Knights of the Old Republic
Luckily, I installed this and it's successor as soon as my PC was reinstalled a while back. Two weeks ago I was anxious to finally breeze through Half-Life 2, a plan that swiftly broke apart (more on that another time). So I was sitting there on a lonely friday night, browsing through my start menu. 'Well hello there, Knights of the Old Republic...' 10 days later I finished the game, successfully conquering the galaxy as the new Dark Lord of the Sith.
It was nice to play this game shortly after having spend about the same amount of time with Mass Effect 1. It was interesting to see both the recurring mechanisms and ideas and the evolution of BioWare's games over the years. I am now even more excited about finally diving into Mass Effect 2 later this year and seeing how they have taken it to a next level.

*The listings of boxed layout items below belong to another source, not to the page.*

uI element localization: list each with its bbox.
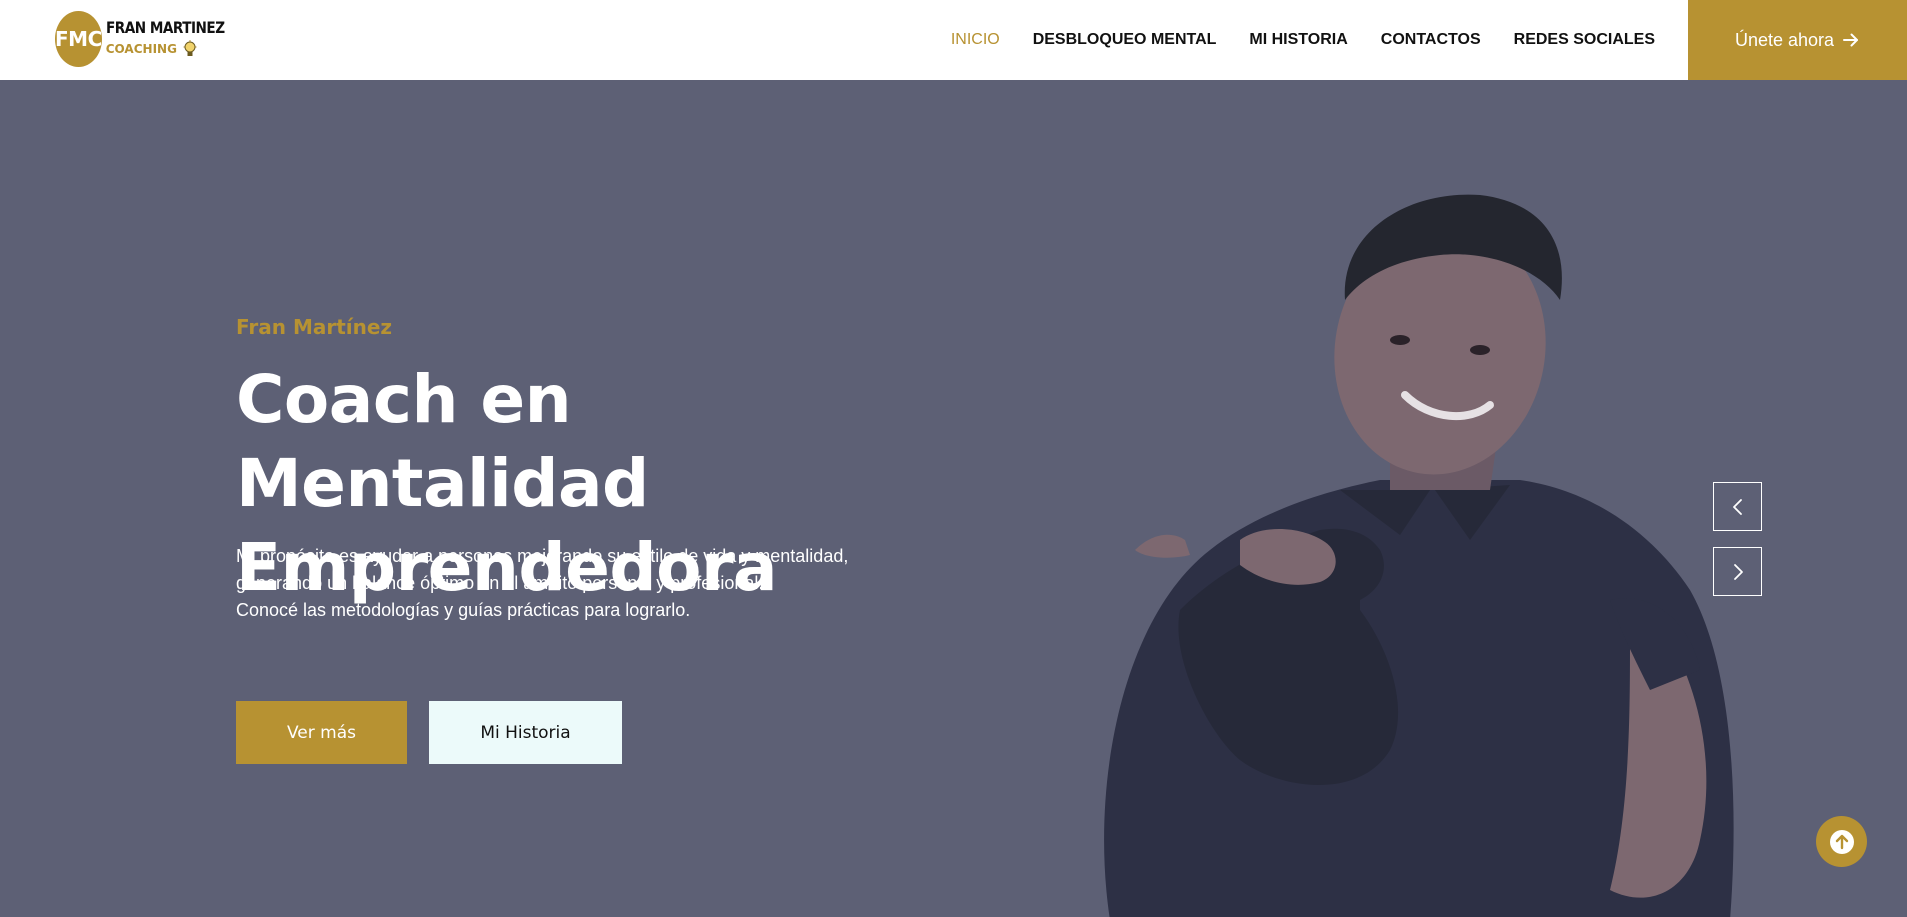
nav-item-contactos[interactable]: CONTACTOS: [1381, 31, 1481, 49]
main-nav: INICIO DESBLOQUEO MENTAL MI HISTORIA CON…: [951, 0, 1655, 80]
logo-badge: FMC: [55, 11, 102, 67]
hero-section: Fran Martínez Coach en Mentalidad Empren…: [0, 80, 1907, 917]
join-now-button[interactable]: Únete ahora: [1688, 0, 1907, 80]
hero-description-line: Mi propósito es ayudar a personas mejora…: [236, 546, 849, 566]
nav-item-mi-historia[interactable]: MI HISTORIA: [1249, 31, 1347, 49]
hero-portrait-image: [1104, 194, 1734, 917]
slider-next-button[interactable]: [1713, 547, 1762, 596]
site-logo[interactable]: FMC FRAN MARTINEZ COACHING: [55, 11, 235, 67]
nav-item-desbloqueo-mental[interactable]: DESBLOQUEO MENTAL: [1033, 31, 1217, 49]
hero-description-line: Conocé las metodologías y guías práctica…: [236, 600, 691, 620]
logo-name: FRAN MARTINEZ: [105, 18, 225, 37]
hero-description-line: generando un balance óptimo en el ámbito…: [236, 573, 764, 593]
hero-description: Mi propósito es ayudar a personas mejora…: [236, 543, 916, 624]
join-now-label: Únete ahora: [1734, 29, 1835, 50]
slider-prev-button[interactable]: [1713, 482, 1762, 531]
nav-item-inicio[interactable]: INICIO: [951, 31, 1000, 49]
site-header: FMC FRAN MARTINEZ COACHING INICIO DESBLO…: [0, 0, 1907, 80]
lightbulb-icon: [183, 40, 197, 56]
scroll-to-top-button[interactable]: [1816, 816, 1867, 867]
arrow-up-circle-icon: [1829, 829, 1854, 854]
logo-wordmark: FRAN MARTINEZ COACHING: [106, 20, 246, 58]
logo-subtitle-text: COACHING: [105, 42, 177, 56]
nav-item-redes-sociales[interactable]: REDES SOCIALES: [1514, 31, 1655, 49]
chevron-right-icon: [1733, 563, 1743, 580]
logo-subtitle: COACHING: [106, 40, 246, 58]
ver-mas-button[interactable]: Ver más: [236, 701, 407, 764]
arrow-right-icon: [1843, 33, 1859, 47]
chevron-left-icon: [1732, 498, 1742, 515]
hero-eyebrow: Fran Martínez: [236, 315, 393, 339]
mi-historia-button[interactable]: Mi Historia: [429, 701, 622, 764]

Curiously enough I managed to reach the Sith end of the Force-o-meter fairly quickly. I hadn't even been named Padawan yet and I was already leaving a trail of burning corpses. I even executed Juhani before she had a chance to reconsider the light side. Too bad as I found out a bit later, she would have been a nice addition to the team. So I ran with Bastila/Jolee and HK-47 (my favorite NPC in that game) for pretty much all of the game, since I knew I had no chance to drag sexy Mission to the dark side with me. The other characters didn't appeal to me that much. I probably wouldn't even have chosen Bastila if it wasn't for her force powers. Her nagging was unbearable at times. I didn't quite get why they implemented the option to go Sith right from the start when it didn't influence the main plot at all safe for the last one or two hours.

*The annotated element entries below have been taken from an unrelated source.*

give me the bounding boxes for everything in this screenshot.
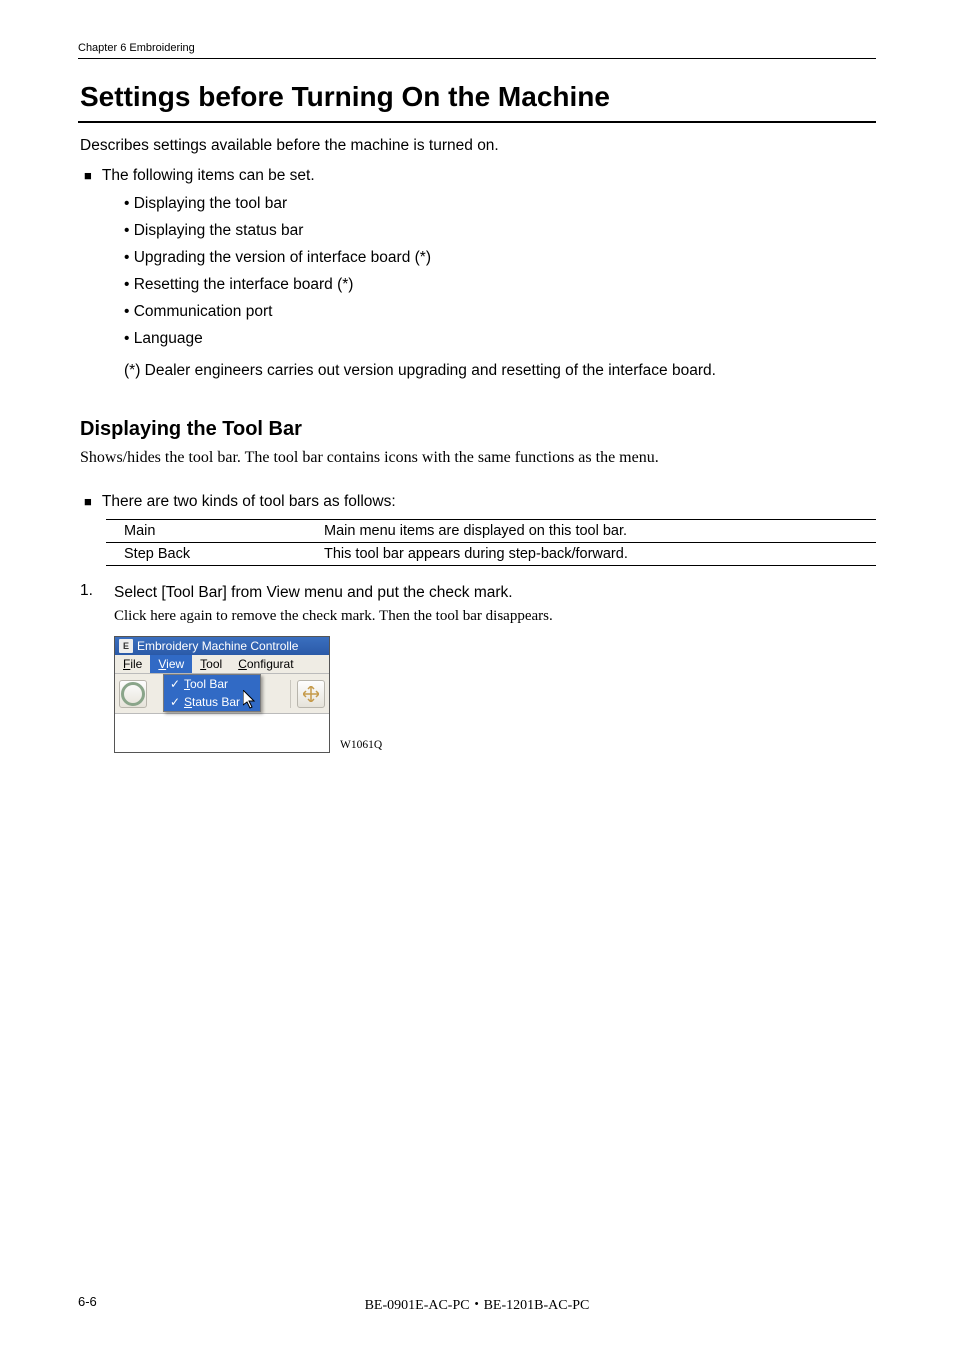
check-icon: ✓	[170, 695, 180, 709]
note-text: (*) Dealer engineers carries out version…	[78, 360, 876, 382]
two-kinds-text: There are two kinds of tool bars as foll…	[102, 491, 396, 513]
intro-text: Describes settings available before the …	[78, 137, 876, 155]
settings-bullet-list: Displaying the tool bar Displaying the s…	[78, 193, 876, 350]
running-head: Chapter 6 Embroidering	[78, 42, 876, 54]
figure-code: W1061Q	[338, 739, 382, 753]
step-1: 1. Select [Tool Bar] from View menu and …	[78, 582, 876, 604]
top-rule	[78, 58, 876, 59]
toolbar-power-button[interactable]	[119, 680, 147, 708]
section-heading: Displaying the Tool Bar	[78, 418, 876, 441]
tool-bar-area: ✓ Tool Bar ✓ Status Bar	[115, 674, 329, 714]
window-title: Embroidery Machine Controlle	[137, 639, 298, 653]
table-cell-name: Step Back	[124, 546, 324, 562]
menu-bar: File View Tool Configurat	[115, 655, 329, 674]
menu-configuration[interactable]: Configurat	[230, 655, 301, 673]
menu-file[interactable]: File	[115, 655, 150, 673]
list-item: Displaying the tool bar	[124, 193, 876, 215]
title-rule	[78, 121, 876, 123]
table-cell-desc: This tool bar appears during step-back/f…	[324, 546, 876, 562]
list-item: Communication port	[124, 301, 876, 323]
canvas-area	[115, 714, 329, 752]
toolbar-kinds-table: Main Main menu items are displayed on th…	[106, 519, 876, 566]
app-window: E Embroidery Machine Controlle File View…	[114, 636, 330, 753]
app-icon: E	[119, 639, 133, 653]
check-icon: ✓	[170, 677, 180, 691]
page-title: Settings before Turning On the Machine	[78, 81, 876, 113]
toolbar-separator	[290, 680, 291, 708]
list-item: Upgrading the version of interface board…	[124, 247, 876, 269]
step-text: Select [Tool Bar] from View menu and put…	[114, 582, 513, 604]
table-cell-name: Main	[124, 523, 324, 539]
mouse-cursor-icon	[243, 690, 257, 710]
can-set-text: The following items can be set.	[102, 165, 315, 187]
list-item: Language	[124, 328, 876, 350]
menu-view[interactable]: View	[150, 655, 192, 673]
section-description: Shows/hides the tool bar. The tool bar c…	[78, 447, 876, 469]
two-kinds-row: ■ There are two kinds of tool bars as fo…	[78, 491, 876, 513]
step-number: 1.	[80, 582, 98, 600]
list-item: Displaying the status bar	[124, 220, 876, 242]
can-set-row: ■ The following items can be set.	[78, 165, 876, 187]
table-cell-desc: Main menu items are displayed on this to…	[324, 523, 876, 539]
page-number: 6-6	[78, 1294, 97, 1309]
square-bullet-icon: ■	[84, 165, 92, 186]
list-item: Resetting the interface board (*)	[124, 274, 876, 296]
square-bullet-icon: ■	[84, 491, 92, 512]
footer-model: BE-0901E-AC-PC・BE-1201B-AC-PC	[78, 1294, 876, 1314]
menu-tool[interactable]: Tool	[192, 655, 230, 673]
page-footer: 6-6 BE-0901E-AC-PC・BE-1201B-AC-PC	[78, 1294, 876, 1309]
step-subtext: Click here again to remove the check mar…	[78, 606, 876, 626]
screenshot-figure: E Embroidery Machine Controlle File View…	[78, 636, 876, 753]
table-row: Step Back This tool bar appears during s…	[106, 542, 876, 565]
table-row: Main Main menu items are displayed on th…	[106, 520, 876, 542]
toolbar-move-button[interactable]	[297, 680, 325, 708]
window-titlebar: E Embroidery Machine Controlle	[115, 637, 329, 655]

From a gameplay perspective, the force powers dumbed the game down a lot and starting at roughly level 15 until the end of the game every encounter could be easily won be spamming area crowd control, area damage and area heals. Why the dark side version of Bastila has been implemented a lot weaker than her light side twin is beyond me. Most of the talents dark Bastila had were basically useless for the few hours you had left in the game. The only challenging fight was the very last one, which became a lot easier because I had almost all the grenades and health packs I found throughout the game saved up. The rest was just a hit and run exercise. Okay, I played on normal at that point, but I didn't notice any improvements in the difficulty when I switched from easy to normal towards the end of Taris.
From a presentation perspective I have to say that this game destroyed some of the Mass Effect magic. I wouldn't call it recycling, but a good proportion of the "Wow!" graphics in Mass Effect had already been tinkered with in KotOR. Mass Effect's graphic engine is newer or course. Why they dropped the kickass idea of the characters looks being altered by the good or bad side in ME1 is beyond me, but I have gathered that they reimplemented it for ME2, so I am excited about that.
Finishing KotOR rather impressed and at the same time reading a lot of whining how Dragon Age and Mass Effect 2 didn't reach the high level of RPG that Baldur's Gate and Neverwinter Nights provided, I am considering to revisit those titles at some point in the future. It has been a long time since I played Baldur's Gate 1 and all the BioWare games between that and KotOR have passed me by. At least I can't recall ever giving Neverwinter Nights a try.

And that will be it for the games I've played and finished during the last two months. Next up will be the titles I dabbled in and maybe a few thoughts on recent movies and TV series.